According to Blender Guru (Andrew Price) an IOR less than ‘1’ yields odd results. He advises ignoring real-world IOR settings for metal materials. You might try setting it back to the default (or close to it) and if that’s better.
You may want to have a look at this.
Fresnel for metals isn’t straightforward. But the approach used in the paper is more than suitable for rendering purposes.
In linear space gold should be 1.022, 0.782, 0.344, meaning it’s actually out of gamut for what your monitor can display. If using these I would normalize to stay safe, but I prefer to just pick colors from the chart. You can also use this for a base color and tint it sharply towards white at the edge. Things doesn’t have to be all that accurate. Gold’ish, wrt color, is usually sufficient.
To make it look good, put more focus with the roughness and environment.

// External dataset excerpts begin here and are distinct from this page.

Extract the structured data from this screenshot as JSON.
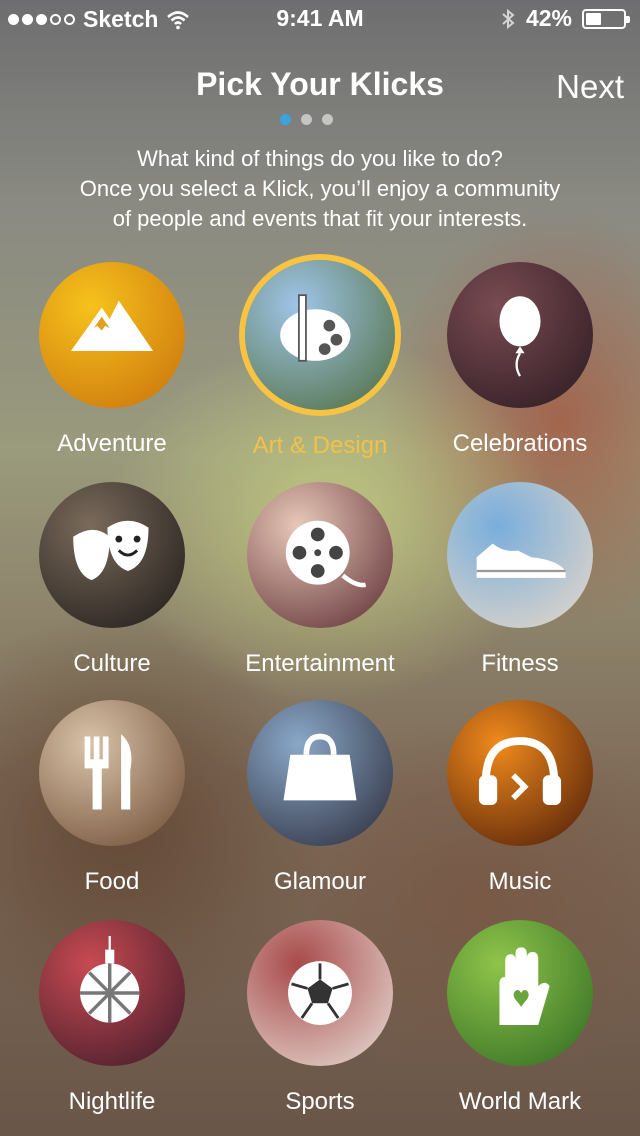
{
  "status": {
    "carrier": "Sketch",
    "time": "9:41 AM",
    "battery_text": "42%",
    "battery_level": 0.42
  },
  "header": {
    "title": "Pick Your Klicks",
    "next_label": "Next"
  },
  "pager": {
    "count": 3,
    "active": 0
  },
  "subtitle": [
    "What kind of things do you like to do?",
    "Once you select a Klick, you’ll enjoy a community",
    "of people and events that fit your interests."
  ],
  "klicks": [
    {
      "label": "Adventure",
      "icon": "mountain-icon",
      "selected": false,
      "c1": "#f6c21c",
      "c2": "#c9700c"
    },
    {
      "label": "Art & Design",
      "icon": "palette-brush-icon",
      "selected": true,
      "c1": "#9fc5e8",
      "c2": "#4d6b3a"
    },
    {
      "label": "Celebrations",
      "icon": "balloon-icon",
      "selected": false,
      "c1": "#7a4b52",
      "c2": "#2a1a20"
    },
    {
      "label": "Culture",
      "icon": "theater-masks-icon",
      "selected": false,
      "c1": "#7a6a5a",
      "c2": "#1d1a18"
    },
    {
      "label": "Entertainment",
      "icon": "film-reel-icon",
      "selected": false,
      "c1": "#e8c8b8",
      "c2": "#5a2a30"
    },
    {
      "label": "Fitness",
      "icon": "sneaker-icon",
      "selected": false,
      "c1": "#79aedb",
      "c2": "#e8d8c8"
    },
    {
      "label": "Food",
      "icon": "fork-knife-icon",
      "selected": false,
      "c1": "#d9c3a8",
      "c2": "#6b4a32"
    },
    {
      "label": "Glamour",
      "icon": "handbag-icon",
      "selected": false,
      "c1": "#8aa8c8",
      "c2": "#2a2a38"
    },
    {
      "label": "Music",
      "icon": "headphones-icon",
      "selected": false,
      "c1": "#f08a1c",
      "c2": "#4a1a08"
    },
    {
      "label": "Nightlife",
      "icon": "disco-ball-icon",
      "selected": false,
      "c1": "#c84a52",
      "c2": "#3a1a28"
    },
    {
      "label": "Sports",
      "icon": "soccer-ball-icon",
      "selected": false,
      "c1": "#a84a4a",
      "c2": "#e8e0d8"
    },
    {
      "label": "World Mark",
      "icon": "heart-hand-icon",
      "selected": false,
      "c1": "#8fc44a",
      "c2": "#2f6a22"
    }
  ]
}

Fresnel < 1 is to be avoided unless you’re inside the denser substance. Consider a block of water. Water has IOR of 1.33 when looking from air into the water, but 1/1.33 (=0.75) when looking from inside the water into the air. That would create snells window,or what you called that “weird look”. Fresnel node takes care of this automatically, but require that normals are oriented the correct way. For single sided thin surfaces you have to use normal IOR for regular face and 1/IOR for backface so that after fresnel inversion they both get equal. I really wish Cycles had a faster builtin way of handling thin surfaces.

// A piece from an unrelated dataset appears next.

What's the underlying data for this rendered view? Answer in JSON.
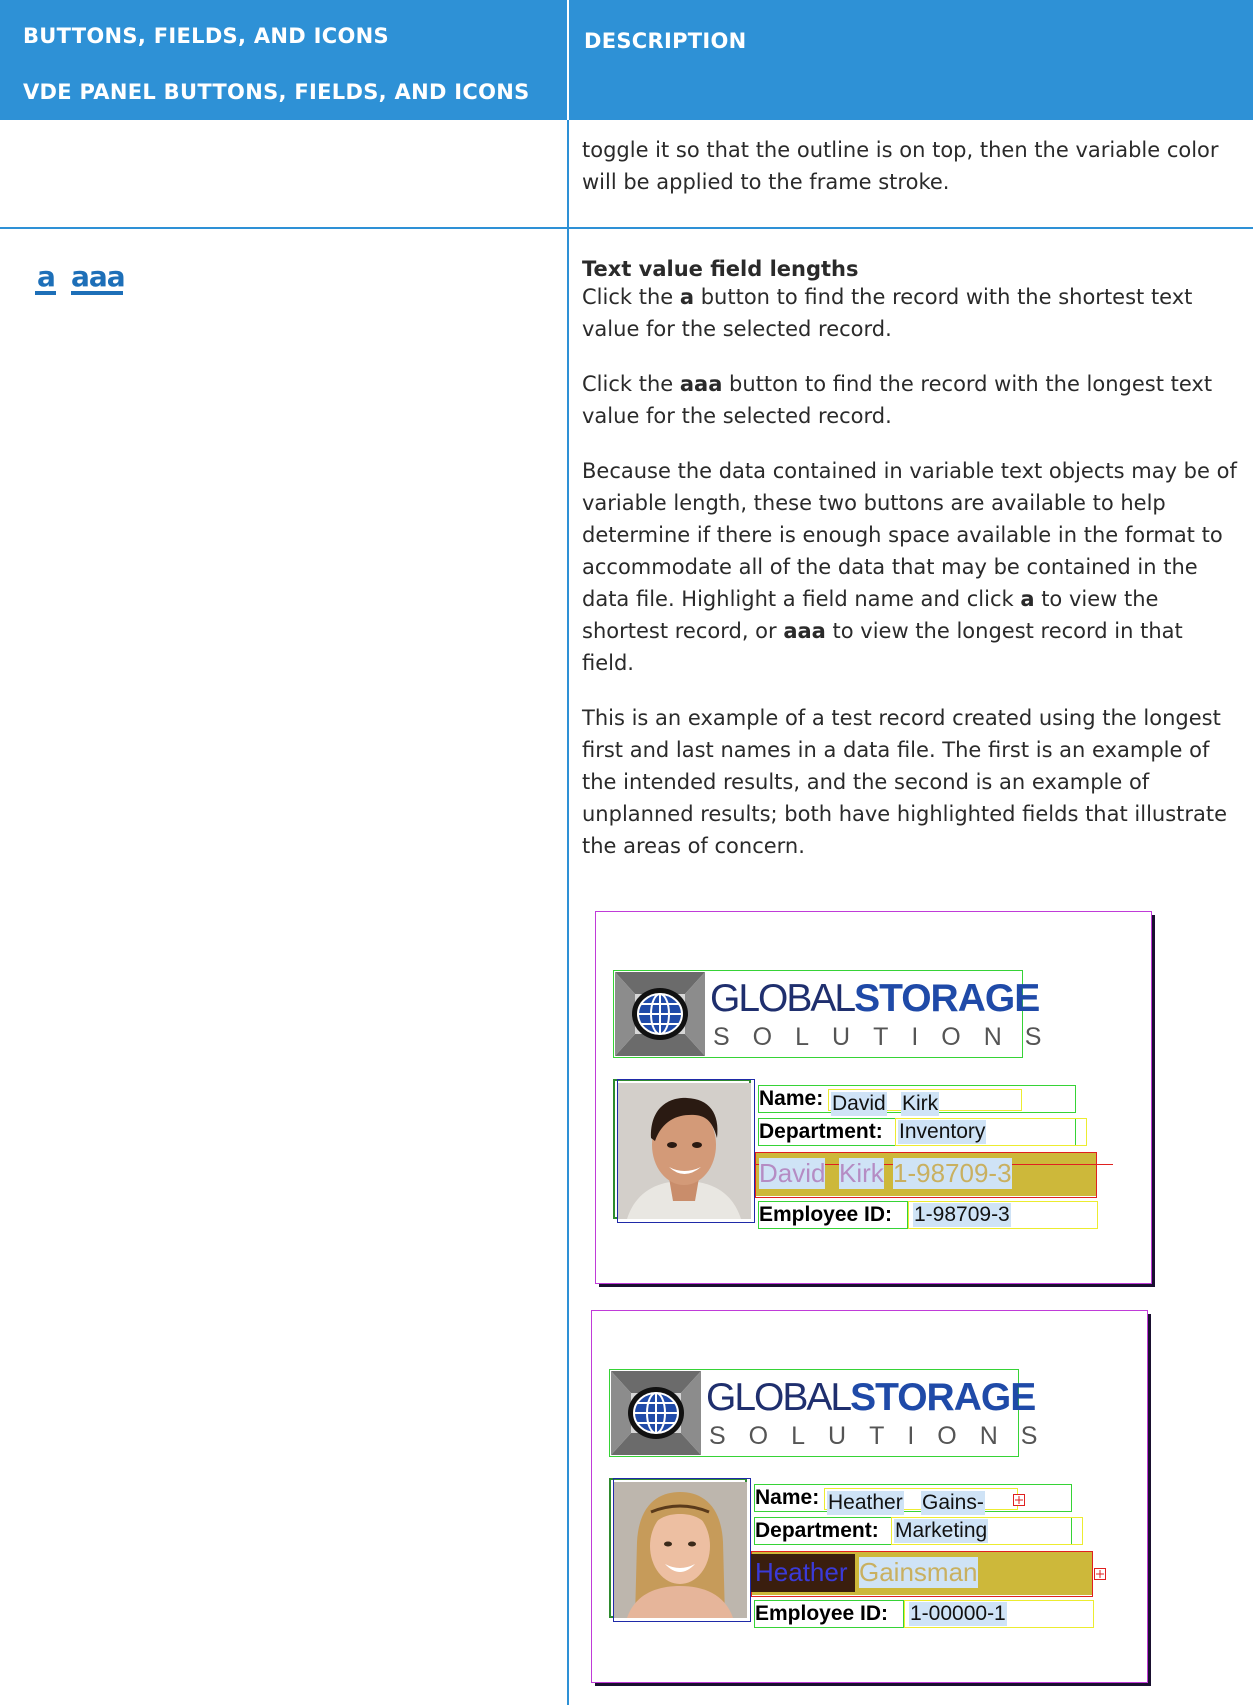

Ah sorry - I thought you posted the link as an example of what you were trying to achieve.
IMO - the biggest issue you have here is the difference in lighting between your scene and the one you are using as a reference.
The look of polished gold like this will largely depend on the lighting and the environment it is reflecting.
Given the context of the scene your canon is in - i’d say it looks pretty accurate and would be how I would expect gold to look under those lighting conditions and environment. Have you tried lighting it using different HDRI environments - perhaps using a studio lighting HDRI?